Artificial intelligence has great potential to support Process Safety Management (PSM) by helping teams make more consistent and defensible decisions—especially around a common but critical question:
Does this change qualify as a Replacement in Kind (RIK), or does it require a formal Management of Change (MOC)?
Step 1: Define the PoC Objective
The PoC aims to demonstrate that a Large Language Model (LLM) can:
- Review proposed changes and classify them as RIK or MOC
- Explain its decisions based on OSHA standards and company-specific policies
- Improve consistency across PSM teams by surfacing relevant reasoning
This is not about replacing human judgment—but augmenting it with faster, standards-informed decision support.
Step 2: Anchor the AI in Recognized Guidance
Rather than relying solely on legacy classification examples, this PoC will instruct the AI using publicly available regulatory texts and internal documentation:
Sources of Truth:
- OSHA 1910.119(l) — The U.S. federal standard for Process Safety Management
- Internal company policies and procedures — Especially MOC, PSM, and engineering standards
- Open-source safety references — Such as guidance from NIOSH, DOE, or industry-wide white papers
These documents help the AI:
- Understand what qualifies as RIK
- Recognize examples, exceptions, and edge cases
- Assess safety, design, function, and interchangeability
Two Options for Leveraging These Sources:
➤ A. Prompt-Based Model with Retrieval-Augmented Generation (RAG)
- Extract and chunk relevant content (300–800 tokens) from OSHA, internal docs, and open resources
- Store in a vector database (e.g., Pinecone, Weaviate)
- At runtime, the model retrieves relevant sections to inform each decision
✅ Best for fast prototyping using hosted models like GPT-4 or Claude
➤ B. Fine-Tune a Private Model
- Build a labeled dataset using Q&A pairs from your MOC documentation and public guidelines
- Include borderline cases and policy interpretations
- Fine-tune a compact LLM (e.g., Mistral or LLaMA) using LoRA for local/private deployment
✅ Best for long-term use where offline control is a priority
Step 3: Select a Secure and Cost-Effective LLM Platform
Criteria:
- Usage-based or rental pricing to manage PoC costs
- Data privacy guarantees (no training on user inputs)
- Enterprise compliance and regional hosting options (e.g., Canada or U.S.)
Recommended options:
- Azure OpenAI Service (GPT-4 with enterprise controls)
- Amazon Bedrock (Anthropic Claude or Cohere with secure hosting)
- Hugging Face Inference Endpoints (for fine-tuning open-source models)

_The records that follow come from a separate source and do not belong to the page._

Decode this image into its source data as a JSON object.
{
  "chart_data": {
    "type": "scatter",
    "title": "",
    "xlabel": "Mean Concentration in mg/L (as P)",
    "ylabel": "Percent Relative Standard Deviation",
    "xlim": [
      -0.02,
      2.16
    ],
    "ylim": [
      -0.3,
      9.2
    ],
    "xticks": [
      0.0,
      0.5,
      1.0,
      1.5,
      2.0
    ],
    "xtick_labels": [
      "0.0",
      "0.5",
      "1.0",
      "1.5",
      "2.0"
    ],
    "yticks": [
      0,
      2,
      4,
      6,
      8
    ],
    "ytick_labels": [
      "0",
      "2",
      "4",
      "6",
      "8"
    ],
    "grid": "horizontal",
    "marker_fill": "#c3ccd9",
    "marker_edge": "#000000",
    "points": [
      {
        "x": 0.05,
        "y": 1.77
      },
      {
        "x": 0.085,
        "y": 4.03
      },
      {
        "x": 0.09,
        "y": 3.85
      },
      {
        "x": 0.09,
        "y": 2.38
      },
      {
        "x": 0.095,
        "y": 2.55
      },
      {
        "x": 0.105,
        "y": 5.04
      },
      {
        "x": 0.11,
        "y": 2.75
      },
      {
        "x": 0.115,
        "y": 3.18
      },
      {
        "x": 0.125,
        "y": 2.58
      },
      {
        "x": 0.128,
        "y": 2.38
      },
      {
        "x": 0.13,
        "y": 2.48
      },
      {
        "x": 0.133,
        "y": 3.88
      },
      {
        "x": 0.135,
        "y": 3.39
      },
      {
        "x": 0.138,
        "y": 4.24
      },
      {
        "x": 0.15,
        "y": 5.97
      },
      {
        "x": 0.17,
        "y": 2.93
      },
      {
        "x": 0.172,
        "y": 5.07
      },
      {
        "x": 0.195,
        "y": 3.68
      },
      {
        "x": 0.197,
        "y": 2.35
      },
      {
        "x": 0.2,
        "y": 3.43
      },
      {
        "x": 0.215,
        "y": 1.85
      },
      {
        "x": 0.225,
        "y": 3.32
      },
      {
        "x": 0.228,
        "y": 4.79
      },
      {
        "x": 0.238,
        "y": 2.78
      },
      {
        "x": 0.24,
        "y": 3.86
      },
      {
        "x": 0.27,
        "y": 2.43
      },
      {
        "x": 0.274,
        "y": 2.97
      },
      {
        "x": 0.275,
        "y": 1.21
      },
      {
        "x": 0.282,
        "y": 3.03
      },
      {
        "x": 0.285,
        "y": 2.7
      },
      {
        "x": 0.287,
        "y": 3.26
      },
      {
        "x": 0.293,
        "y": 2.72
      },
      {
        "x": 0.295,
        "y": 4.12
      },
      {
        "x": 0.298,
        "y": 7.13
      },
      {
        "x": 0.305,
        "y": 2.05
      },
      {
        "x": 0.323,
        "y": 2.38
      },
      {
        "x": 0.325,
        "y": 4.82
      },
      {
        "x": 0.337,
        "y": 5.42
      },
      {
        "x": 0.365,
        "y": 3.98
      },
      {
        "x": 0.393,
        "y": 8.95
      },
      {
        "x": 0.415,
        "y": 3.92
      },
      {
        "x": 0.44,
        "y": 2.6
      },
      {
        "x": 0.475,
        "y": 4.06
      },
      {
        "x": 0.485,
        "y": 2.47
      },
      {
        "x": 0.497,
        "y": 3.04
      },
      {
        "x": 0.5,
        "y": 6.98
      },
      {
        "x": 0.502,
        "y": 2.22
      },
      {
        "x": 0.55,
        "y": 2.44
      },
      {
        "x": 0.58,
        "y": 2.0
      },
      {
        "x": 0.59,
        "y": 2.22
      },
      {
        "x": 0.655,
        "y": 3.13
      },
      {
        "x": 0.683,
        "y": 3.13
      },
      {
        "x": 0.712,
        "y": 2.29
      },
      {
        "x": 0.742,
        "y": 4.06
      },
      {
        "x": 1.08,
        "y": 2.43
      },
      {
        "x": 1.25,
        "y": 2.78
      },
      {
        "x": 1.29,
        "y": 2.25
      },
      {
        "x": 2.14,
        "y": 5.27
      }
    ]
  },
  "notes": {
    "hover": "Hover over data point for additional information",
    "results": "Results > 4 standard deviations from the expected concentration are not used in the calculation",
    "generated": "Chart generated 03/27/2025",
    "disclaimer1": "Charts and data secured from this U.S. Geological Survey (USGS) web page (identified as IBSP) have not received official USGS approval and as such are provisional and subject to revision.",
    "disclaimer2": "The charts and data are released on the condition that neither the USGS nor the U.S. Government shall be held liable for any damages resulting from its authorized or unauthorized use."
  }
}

Step 4: Curate a Sample Training and Validation Dataset
Use a de-identified subset of your company’s historical MOC and RIK cases to validate the AI agent’s reasoning.
Ensure:
- All identifying information is masked
- Each case includes a rationale or disposition
- The dataset contains a mix of obvious and borderline examples
This helps validate the AI’s logic—not override regulatory definitions.
Step 5: Build the AI Workflow
Prototype example:
- User submits a proposed change
- AI classifies it as RIK or MOC
- AI returns:
- Classification (RIK / MOC)
- Confidence score
- Reasoning with references to OSHA and internal policies
Optional: Results can be visualized in a simple UI or Power BI dashboard for feedback and case review.
Step 6: Validate the Results
Evaluate the AI against real cases:
- Precision/recall metrics for RIK and MOC classification
- Rate of false positives and negatives
- Agreement between AI and SME decisions
Ask reviewers to flag:
- Misclassifications
- Ambiguous cases that require improved logic
- Opportunities to refine internal references used by the model
Step 7: Iterate, Scale, or Pause
If results are promising:
- Expand training data and refine prompts
- Pilot the tool in live workflows (with human review loop)
- Explore integration with your FACILEX or MOC tracking system
If results are mixed:
- Revisit dataset or retrieval strategy
- Try different models or prompting techniques
- Document lessons learned for a future round
Safeguarding Confidentiality
Throughout the project:
- Do not use production data in public LLMs
- Only anonymized, sanitized data is shared with AI platforms
- Involve legal/security teams in reviewing data and vendor terms
Use platforms with strict “no training on inputs” policies, confirmed in writing.
Closing Thoughts
This PoC offers a low-risk way to explore AI’s ability to support one of the most judgment-heavy tasks in PSM. By grounding the model in transparent, regulatory-aligned content—such as OSHA and internal procedures—you maintain decision integrity, boost consistency, and improve the efficiency of the MOC process.